According to the legal complaint, the business has allegedly breached the bloc’s Digital Services Act (DSA), which sets out requirements and transparency obligations for e-commerce platforms.

In addition to BEUC, 17 of its member organizations, including France, Italy, Germany, and Belgium, have filed similar complaints with their respective DSA regulatory authorities.

The fast-growing online marketplace is facing scrutiny due to its lack of transparency regarding seller information and the employment of manipulative sales techniques, including the criteria used to suggest products to customers.

“Temu, which has over 75 million monthly users in the EU … is rife with manipulative techniques — dark patterns — to get consumers to spend more than they might originally want to, or to complicate the process of closing down their account,” Monique Goyens, director general at BEUC said in a statement.

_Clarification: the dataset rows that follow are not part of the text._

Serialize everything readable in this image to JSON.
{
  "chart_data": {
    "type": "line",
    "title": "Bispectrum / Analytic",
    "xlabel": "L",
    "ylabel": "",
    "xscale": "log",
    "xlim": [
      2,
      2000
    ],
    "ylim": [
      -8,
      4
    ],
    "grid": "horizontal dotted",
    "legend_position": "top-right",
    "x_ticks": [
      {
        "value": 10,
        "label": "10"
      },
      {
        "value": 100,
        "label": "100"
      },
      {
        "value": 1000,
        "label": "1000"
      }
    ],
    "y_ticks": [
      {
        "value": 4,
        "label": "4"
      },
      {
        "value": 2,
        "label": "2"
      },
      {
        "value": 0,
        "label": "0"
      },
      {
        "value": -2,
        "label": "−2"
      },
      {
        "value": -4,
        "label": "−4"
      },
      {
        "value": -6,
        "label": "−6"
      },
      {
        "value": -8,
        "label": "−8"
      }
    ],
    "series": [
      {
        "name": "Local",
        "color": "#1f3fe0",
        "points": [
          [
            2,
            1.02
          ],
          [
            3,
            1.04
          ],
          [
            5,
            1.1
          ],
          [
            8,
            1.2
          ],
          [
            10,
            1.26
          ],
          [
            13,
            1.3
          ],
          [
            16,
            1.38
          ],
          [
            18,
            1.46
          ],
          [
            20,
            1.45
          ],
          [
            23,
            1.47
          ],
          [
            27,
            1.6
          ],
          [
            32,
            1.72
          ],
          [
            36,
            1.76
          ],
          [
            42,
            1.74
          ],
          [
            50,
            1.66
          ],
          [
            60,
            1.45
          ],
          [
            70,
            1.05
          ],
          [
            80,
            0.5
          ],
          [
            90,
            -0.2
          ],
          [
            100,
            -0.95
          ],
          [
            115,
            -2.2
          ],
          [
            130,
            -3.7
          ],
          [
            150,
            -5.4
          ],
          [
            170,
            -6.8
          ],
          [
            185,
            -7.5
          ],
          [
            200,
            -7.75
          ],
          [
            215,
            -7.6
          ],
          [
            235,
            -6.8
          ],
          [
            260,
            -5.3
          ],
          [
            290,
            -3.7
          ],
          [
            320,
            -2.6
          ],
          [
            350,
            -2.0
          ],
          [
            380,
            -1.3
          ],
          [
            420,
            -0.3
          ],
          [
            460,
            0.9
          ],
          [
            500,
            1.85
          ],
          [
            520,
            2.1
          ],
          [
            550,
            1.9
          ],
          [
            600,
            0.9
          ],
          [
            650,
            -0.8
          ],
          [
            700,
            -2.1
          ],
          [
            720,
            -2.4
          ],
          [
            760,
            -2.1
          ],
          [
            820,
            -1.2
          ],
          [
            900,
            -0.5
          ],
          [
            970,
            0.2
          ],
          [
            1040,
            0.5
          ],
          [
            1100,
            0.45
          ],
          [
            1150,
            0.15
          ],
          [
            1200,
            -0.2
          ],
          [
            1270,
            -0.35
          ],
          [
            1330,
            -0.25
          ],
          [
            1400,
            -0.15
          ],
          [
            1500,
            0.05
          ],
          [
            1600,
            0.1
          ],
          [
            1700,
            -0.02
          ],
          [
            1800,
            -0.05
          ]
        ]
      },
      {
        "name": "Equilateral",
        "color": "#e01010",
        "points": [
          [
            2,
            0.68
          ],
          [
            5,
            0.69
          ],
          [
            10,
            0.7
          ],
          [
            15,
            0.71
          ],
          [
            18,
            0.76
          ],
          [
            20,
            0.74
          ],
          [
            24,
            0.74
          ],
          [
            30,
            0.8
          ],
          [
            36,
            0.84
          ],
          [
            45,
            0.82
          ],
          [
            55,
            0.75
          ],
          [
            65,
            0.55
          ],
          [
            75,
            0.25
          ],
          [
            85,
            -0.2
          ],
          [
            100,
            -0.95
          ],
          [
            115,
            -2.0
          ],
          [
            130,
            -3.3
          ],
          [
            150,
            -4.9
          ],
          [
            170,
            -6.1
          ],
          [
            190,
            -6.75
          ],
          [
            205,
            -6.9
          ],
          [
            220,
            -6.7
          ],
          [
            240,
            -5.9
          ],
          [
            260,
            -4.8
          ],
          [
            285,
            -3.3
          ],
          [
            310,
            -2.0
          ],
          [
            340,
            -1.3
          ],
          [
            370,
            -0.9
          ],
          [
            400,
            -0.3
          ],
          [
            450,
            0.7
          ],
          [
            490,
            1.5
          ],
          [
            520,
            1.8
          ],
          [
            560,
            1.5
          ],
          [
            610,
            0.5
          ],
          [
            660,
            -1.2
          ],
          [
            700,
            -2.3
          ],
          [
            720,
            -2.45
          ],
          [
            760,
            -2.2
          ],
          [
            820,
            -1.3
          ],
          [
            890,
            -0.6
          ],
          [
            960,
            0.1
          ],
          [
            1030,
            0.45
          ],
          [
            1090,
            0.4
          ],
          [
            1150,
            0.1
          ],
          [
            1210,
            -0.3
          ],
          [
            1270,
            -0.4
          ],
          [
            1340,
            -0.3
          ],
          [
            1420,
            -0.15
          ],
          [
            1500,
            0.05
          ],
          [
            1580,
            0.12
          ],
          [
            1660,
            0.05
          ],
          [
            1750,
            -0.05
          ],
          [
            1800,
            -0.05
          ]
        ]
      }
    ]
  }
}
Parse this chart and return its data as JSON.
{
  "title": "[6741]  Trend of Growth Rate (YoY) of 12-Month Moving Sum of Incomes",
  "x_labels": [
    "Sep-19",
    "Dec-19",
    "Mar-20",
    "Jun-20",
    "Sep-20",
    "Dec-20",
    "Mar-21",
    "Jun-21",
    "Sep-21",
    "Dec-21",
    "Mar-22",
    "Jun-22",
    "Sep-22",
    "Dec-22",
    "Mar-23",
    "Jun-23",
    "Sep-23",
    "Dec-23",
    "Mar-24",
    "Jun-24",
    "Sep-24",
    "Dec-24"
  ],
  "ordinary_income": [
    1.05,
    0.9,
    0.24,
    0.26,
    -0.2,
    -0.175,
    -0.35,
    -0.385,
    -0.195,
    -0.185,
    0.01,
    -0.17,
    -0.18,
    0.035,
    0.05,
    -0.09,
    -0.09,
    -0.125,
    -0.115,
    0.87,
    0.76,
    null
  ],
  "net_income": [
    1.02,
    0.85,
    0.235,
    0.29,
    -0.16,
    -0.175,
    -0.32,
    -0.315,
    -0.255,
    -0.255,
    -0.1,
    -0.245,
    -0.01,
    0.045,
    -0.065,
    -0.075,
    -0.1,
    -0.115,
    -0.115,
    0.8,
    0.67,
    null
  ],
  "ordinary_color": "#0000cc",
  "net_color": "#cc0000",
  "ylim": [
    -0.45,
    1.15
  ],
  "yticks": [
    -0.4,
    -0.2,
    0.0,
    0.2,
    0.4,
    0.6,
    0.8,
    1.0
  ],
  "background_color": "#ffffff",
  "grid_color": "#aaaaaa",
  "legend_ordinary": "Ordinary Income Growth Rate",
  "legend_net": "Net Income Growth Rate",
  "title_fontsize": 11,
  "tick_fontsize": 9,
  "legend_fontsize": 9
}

The consumer group also raised concerns about the quality of products sold on the platform and whether they meet EU product safety rules.

In her statement, Goyens said that products “sold on marketplaces, whether online or offline, whether they are European, American or Chinese, must be safe and comply with European law if they sell to European consumers.”

The retailer, in a statement published by Reuters, said that it adjusts its services in accordance with the local rules and regulations.

“Regarding the BEUC complaint, we take it very seriously and will study it thoroughly. We hope to continue our dialogue with the relevant stakeholders to improve Temu’s service for consumers,” the company said in a statement.

Last month, Politico shared the possibility of Temu being designated as a “very large online platform” (VLOP) under the EU’s new digital act. According to the DSA, VLOPs are online platforms with over 45 million users in the EU and these businesses have to comply with additional transparency, risk assessment, and accountability rules.

Shein, another popular Chinese e-commerce giant, was designated as a VLOP under the new Digital Act in April 2024.